Keywords: data pivoting, descriptive statistics, grouping, group by field, aggregation, Table View
Data pivoting rearranges data through groupings and aggregations, enabling viewing the data from a different perspective. It's useful for generating descriptive statistics, for example by counting, summarizing, or calculating averages, minimums, maximums, and so on.
A few examples of what data pivoting can be used for:
To count researchers' articles and summarizing their citations in a dataset of academic articles (see Example 1 below).
To count the number of sentences, paragraphs, and articles that words are used in, as well as the total number of times they are used (see Example 2 below).
To calculate the average sentiment of tweets by author and year (see Example 3 below).
If you are used to using GROUP BY statements in SQL, data pivoting in Dcipher Analytics will be intuitive.
☝️ Note: While this guide describes how to group and aggregate data locally through drop zones in Table View, you can use the Aggregates operation to generate an aggregated dataset in the global pipeline.
1. Select grouping field(s)
Drag your primary grouping field from the Schema workbench to the "Group by field" drop zone in the Table View. If you want to include a second (or third, etc) grouping field, drag it to the "Add field to grouping" drop zone in the Table View.
The values in the grouping field(s) now appear in the Table View, along with the corresponding aggregated data, which by default uses
count over "id" as the aggregation function.
☝️ Note: Unlike a typical pivot table (where one grouping field is displayed across columns, the second across rows, and the aggregated data is displayed in the cells), here each grouping field and each aggregate field is assigned a column, meaning that each row represents a combination of grouped values and their aggregated data. The benefit of this structure is that (1) more than two grouping fields can be used to generate more granular combinations (i.e. a multi-dimensional pivot table; see Example 3 below); and (2) more than one aggregation function can be applied (see Example 1 and Example 2 below).
2. Specify or change the aggregation function(s)
To change the aggregation function, double-click the column header of the column with the aggregated data. In the settings window appearing, specify the function in the "Function" drop-down and the field that the function should be applied on in the "Field" drop-down.
💡 Quick tip: To count the total number of occurrences, for example of words in the text, select the asterisk (*) in the "Field" drop-down.
To add additional aggregations, drag the field you want to aggregate over from the Schema workbench to the "Apply function" drop zone in the Table View. After dropping the field, click the drop-down menu inside the drop zone and specify the function. A new aggregation column will be added with the aggregated data.
Example 1: Counting researchers' articles and summarizing their citations
We have a dataset with scholarly articles, where each row corresponds to an article. The dataset contains a numeric field, "Citations", with each article's number of citations, as well as an entity collection field, "Authors", with each paper's authors (created by splitting the original authors' text field where author names were separated by semicolon). We want to create a table with researchers as rows, displaying each researcher's number of articles and citations.
To do this, we first drag the "Authors.value" field to the "Group by field" drop zone in the Table View. This gives author names in the first column and the number of articles (based on the default function
count(id)) in the second column.
To add a third column with the sum of citations for each author, we drag the "Citations" field to the "Apply function" drop zone in the Table View and select "Sum" as the function. This results in the desired table, showing authors, their number of articles, and their number of citations across these articles. The authors can be sorted by the number of articles or the number of citations, in ascending or descending order, by clicking the arrows in the column headers.
Example 2: Counting words by different units of text
Our dataset contains articles, which have been split into paragraphs (in the "paragraphs" field), which have in turn been split into sentences (in the "sentences" field), which have finally been tokenized into words (in the "tokens" field). The dataset also contains the field "date" with the publication date of each article. We want to count the number of times each word has occurred in total, the number of sentences, paragraphs, and articles it has occurred in, and the number of dates it occurred during.

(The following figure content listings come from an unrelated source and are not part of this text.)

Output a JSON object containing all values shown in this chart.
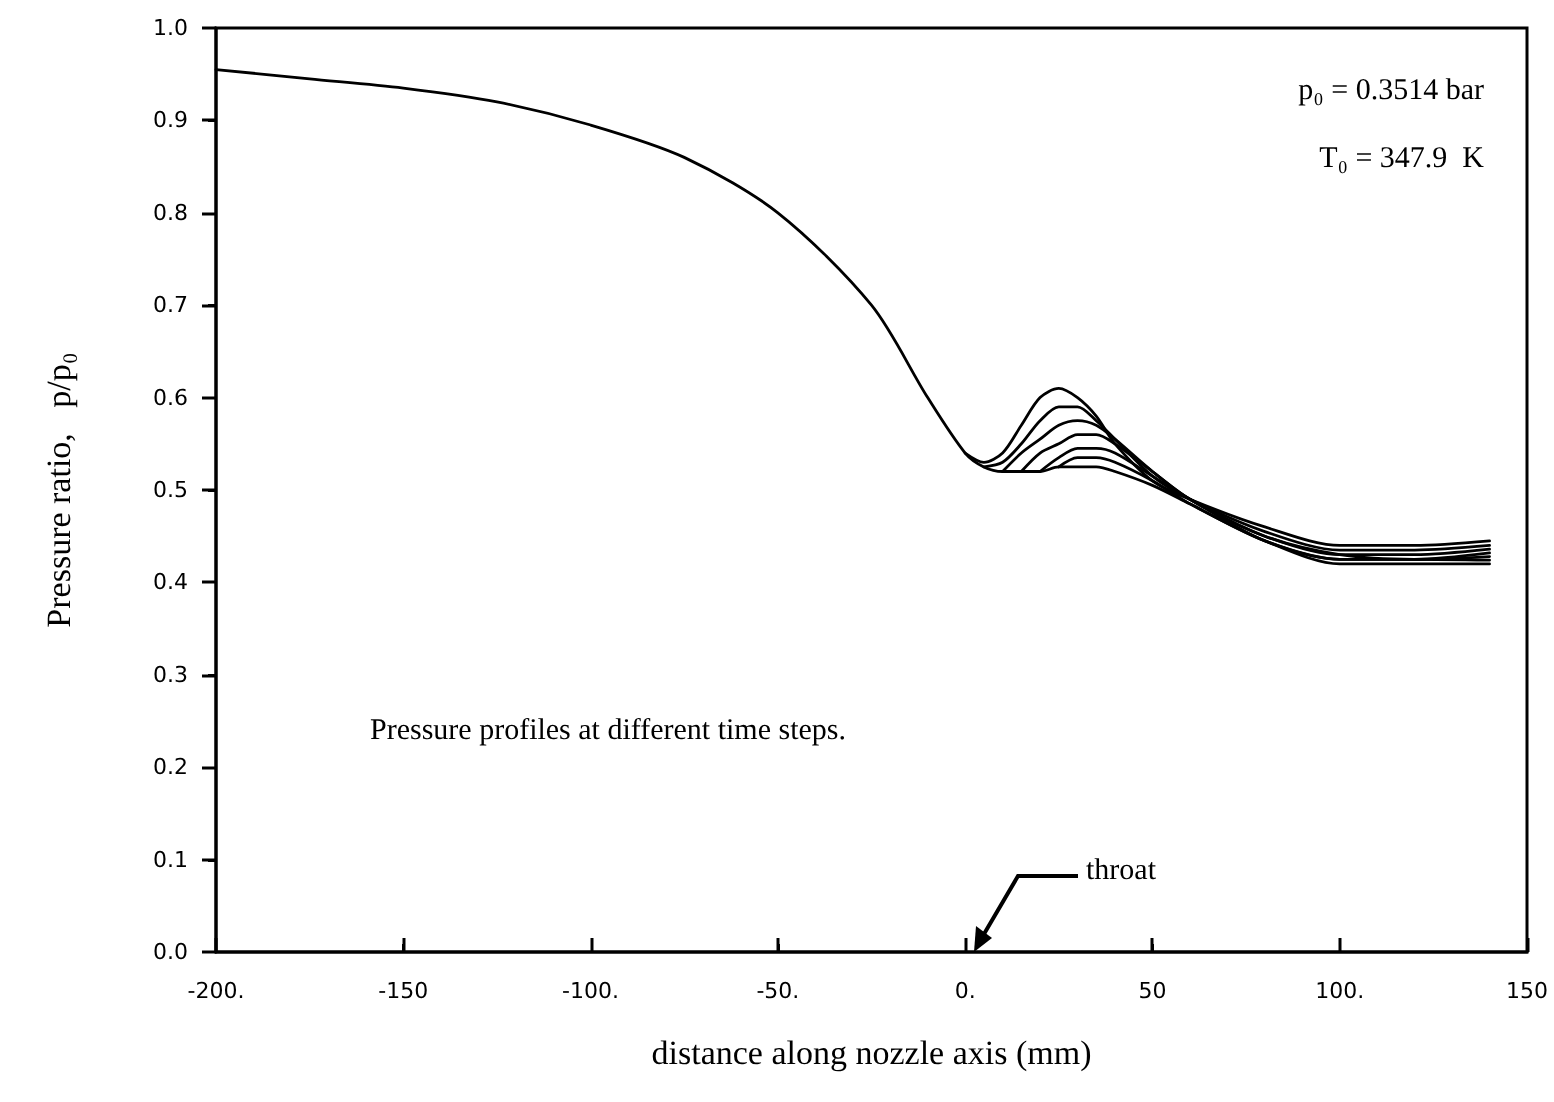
{
  "chart_data": {
    "type": "line",
    "xlabel": "distance along nozzle axis (mm)",
    "ylabel": "Pressure ratio,   p/p₀",
    "annotations": [
      "p₀ = 0.3514 bar",
      "T₀ = 347.9  K",
      "Pressure profiles at different time steps.",
      "throat"
    ],
    "series": [
      {
        "color": "#000000",
        "x": [
          -200,
          -175,
          -150,
          -125,
          -100,
          -75,
          -50,
          -25,
          -10,
          0,
          5,
          10,
          15,
          20,
          25,
          30,
          35,
          40,
          50,
          60,
          80,
          100,
          120,
          140
        ],
        "values": [
          0.955,
          0.945,
          0.935,
          0.92,
          0.895,
          0.86,
          0.8,
          0.7,
          0.6,
          0.54,
          0.525,
          0.52,
          0.52,
          0.52,
          0.525,
          0.525,
          0.525,
          0.52,
          0.505,
          0.485,
          0.445,
          0.425,
          0.425,
          0.432
        ]
      },
      {
        "color": "#000000",
        "x": [
          0,
          5,
          10,
          15,
          20,
          25,
          30,
          35,
          40,
          50,
          60,
          80,
          100,
          120,
          140
        ],
        "values": [
          0.54,
          0.53,
          0.54,
          0.57,
          0.6,
          0.61,
          0.6,
          0.58,
          0.55,
          0.51,
          0.49,
          0.46,
          0.44,
          0.44,
          0.445
        ]
      },
      {
        "color": "#000000",
        "x": [
          5,
          10,
          15,
          20,
          25,
          30,
          35,
          40,
          50,
          60,
          80,
          100,
          120,
          140
        ],
        "values": [
          0.525,
          0.53,
          0.55,
          0.575,
          0.59,
          0.59,
          0.575,
          0.555,
          0.515,
          0.49,
          0.455,
          0.435,
          0.435,
          0.44
        ]
      },
      {
        "color": "#000000",
        "x": [
          10,
          15,
          20,
          25,
          30,
          35,
          40,
          50,
          60,
          80,
          100,
          120,
          140
        ],
        "values": [
          0.52,
          0.54,
          0.555,
          0.57,
          0.575,
          0.57,
          0.555,
          0.52,
          0.49,
          0.45,
          0.43,
          0.43,
          0.436
        ]
      },
      {
        "color": "#000000",
        "x": [
          15,
          20,
          25,
          30,
          35,
          40,
          50,
          60,
          80,
          100,
          120,
          140
        ],
        "values": [
          0.52,
          0.54,
          0.55,
          0.56,
          0.56,
          0.55,
          0.52,
          0.49,
          0.45,
          0.43,
          0.425,
          0.428
        ]
      },
      {
        "color": "#000000",
        "x": [
          20,
          25,
          30,
          35,
          40,
          50,
          60,
          80,
          100,
          120,
          140
        ],
        "values": [
          0.52,
          0.535,
          0.545,
          0.545,
          0.54,
          0.515,
          0.49,
          0.445,
          0.425,
          0.425,
          0.424
        ]
      },
      {
        "color": "#000000",
        "x": [
          25,
          30,
          35,
          40,
          50,
          60,
          80,
          100,
          120,
          140
        ],
        "values": [
          0.525,
          0.535,
          0.535,
          0.53,
          0.51,
          0.485,
          0.445,
          0.42,
          0.42,
          0.42
        ]
      }
    ],
    "xlim": [
      -200,
      150
    ],
    "xticks": [
      {
        "value": -200,
        "label": "-200."
      },
      -150,
      {
        "value": -100,
        "label": "-100."
      },
      {
        "value": -50,
        "label": "-50."
      },
      {
        "value": 0,
        "label": "0."
      },
      50,
      {
        "value": 100,
        "label": "100."
      },
      150
    ],
    "ylim": [
      0,
      1
    ],
    "yticks": [
      {
        "value": 0,
        "label": "0.0"
      },
      0.1,
      0.2,
      0.3,
      0.4,
      0.5,
      0.6,
      0.7,
      0.8,
      0.9,
      {
        "value": 1,
        "label": "1.0"
      }
    ],
    "marker": "none",
    "line_style": "solid",
    "grid": false
  }
}
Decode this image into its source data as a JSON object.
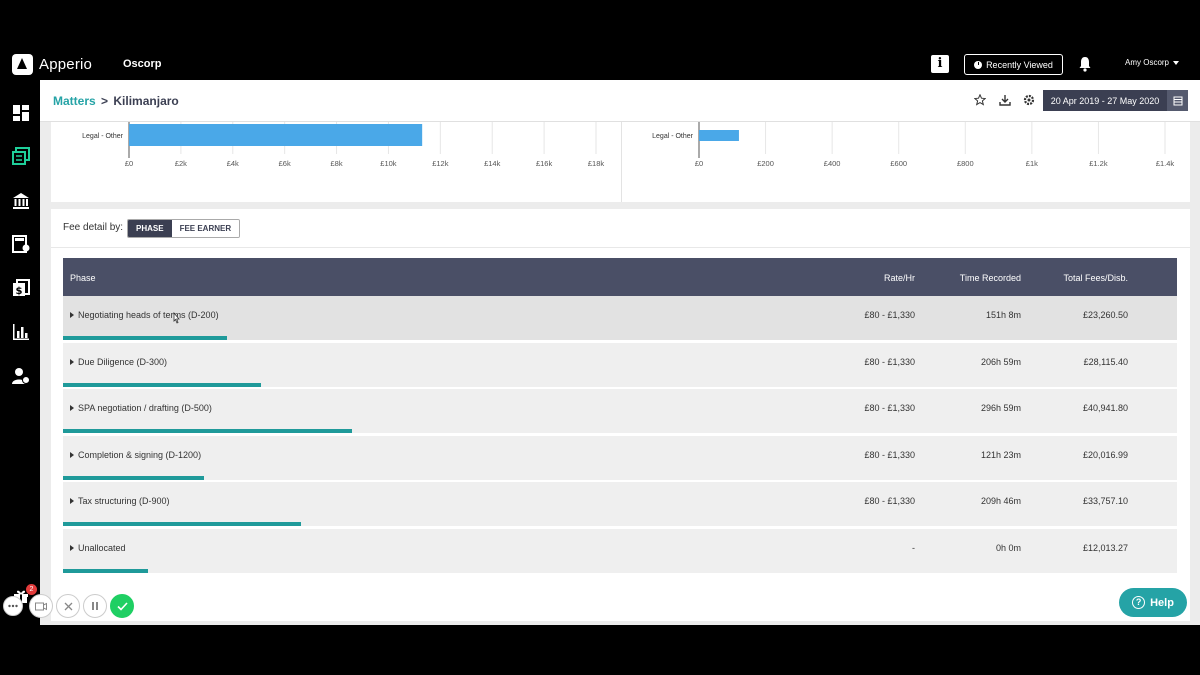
{
  "app": {
    "logo_text": "Apperio",
    "client": "Oscorp",
    "info_label": "i",
    "recently_viewed": "Recently Viewed",
    "user": "Amy Oscorp"
  },
  "breadcrumb": {
    "parent": "Matters",
    "separator": ">",
    "current": "Kilimanjaro"
  },
  "date_range": "20 Apr 2019 - 27 May 2020",
  "chart_data": [
    {
      "type": "bar",
      "orientation": "horizontal",
      "categories": [
        "Legal - Other"
      ],
      "values": [
        11300
      ],
      "xlim": [
        0,
        18000
      ],
      "x_ticks": [
        "£0",
        "£2k",
        "£4k",
        "£6k",
        "£8k",
        "£10k",
        "£12k",
        "£14k",
        "£16k",
        "£18k"
      ],
      "color": "#4aa8e8"
    },
    {
      "type": "bar",
      "orientation": "horizontal",
      "categories": [
        "Legal - Other"
      ],
      "values": [
        120
      ],
      "xlim": [
        0,
        1400
      ],
      "x_ticks": [
        "£0",
        "£200",
        "£400",
        "£600",
        "£800",
        "£1k",
        "£1.2k",
        "£1.4k"
      ],
      "color": "#4aa8e8"
    }
  ],
  "fee_detail": {
    "label": "Fee detail by:",
    "toggle": [
      "PHASE",
      "FEE EARNER"
    ],
    "active": "PHASE"
  },
  "table": {
    "headers": {
      "phase": "Phase",
      "rate": "Rate/Hr",
      "time": "Time Recorded",
      "fees": "Total Fees/Disb."
    },
    "rows": [
      {
        "name": "Negotiating heads of terms (D-200)",
        "rate": "£80 - £1,330",
        "time": "151h 8m",
        "fees": "£23,260.50",
        "fee_value": 23260.5
      },
      {
        "name": "Due Diligence (D-300)",
        "rate": "£80 - £1,330",
        "time": "206h 59m",
        "fees": "£28,115.40",
        "fee_value": 28115.4
      },
      {
        "name": "SPA negotiation / drafting (D-500)",
        "rate": "£80 - £1,330",
        "time": "296h 59m",
        "fees": "£40,941.80",
        "fee_value": 40941.8
      },
      {
        "name": "Completion & signing (D-1200)",
        "rate": "£80 - £1,330",
        "time": "121h 23m",
        "fees": "£20,016.99",
        "fee_value": 20016.99
      },
      {
        "name": "Tax structuring (D-900)",
        "rate": "£80 - £1,330",
        "time": "209h 46m",
        "fees": "£33,757.10",
        "fee_value": 33757.1
      },
      {
        "name": "Unallocated",
        "rate": "-",
        "time": "0h 0m",
        "fees": "£12,013.27",
        "fee_value": 12013.27
      }
    ]
  },
  "help_label": "Help",
  "gift_badge": "2",
  "colors": {
    "accent": "#25a3a6",
    "header_dark": "#4a4f66",
    "bar": "#1f9a9a",
    "chart_bar": "#4aa8e8"
  }
}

We start by dragging "tokens.value" to the "Group by field" drop zone in the Table View. To count the total number of occurrences each word, we double-click the aggregation column header and change the default function (
count(*). We have now grouped our words and counted their number of mentions across the articles.
We then drag "id", "paragraphs.id", and "sentences.id", and "date" one-by-one from the Schema workbench to the "Apply function" drop zone in the Table View and select "count" as the function. This adds the four additional aggregation columns to the table so that we have now arrived at the desired outcome.
Example 3: Calculating the average sentiment of tweets by author and year
We have a dataset with tweets, containing each tweet's author (in the "author" field), publication date (in the "created_at" field, which we got by converting the date format of the original date field), and sentiment (in the "sentiment" field, which we got by running sentiment analysis on the tweets). We want to calculate the average sentiment score of posts posted by each account, each year. This would give us a picture of how the sentiment has changed over time for each account.
To do this, we drag "author.name" to the "Group by field" drop zone and "created_at" to the "Add field to grouping" drop zone in the Table View. We then drag "sentiment.score" to the "Apply function" drop zone and select "Average" as the function. This gives the desired table with authors, publication dates, and the average sentiment score for each author-date pair.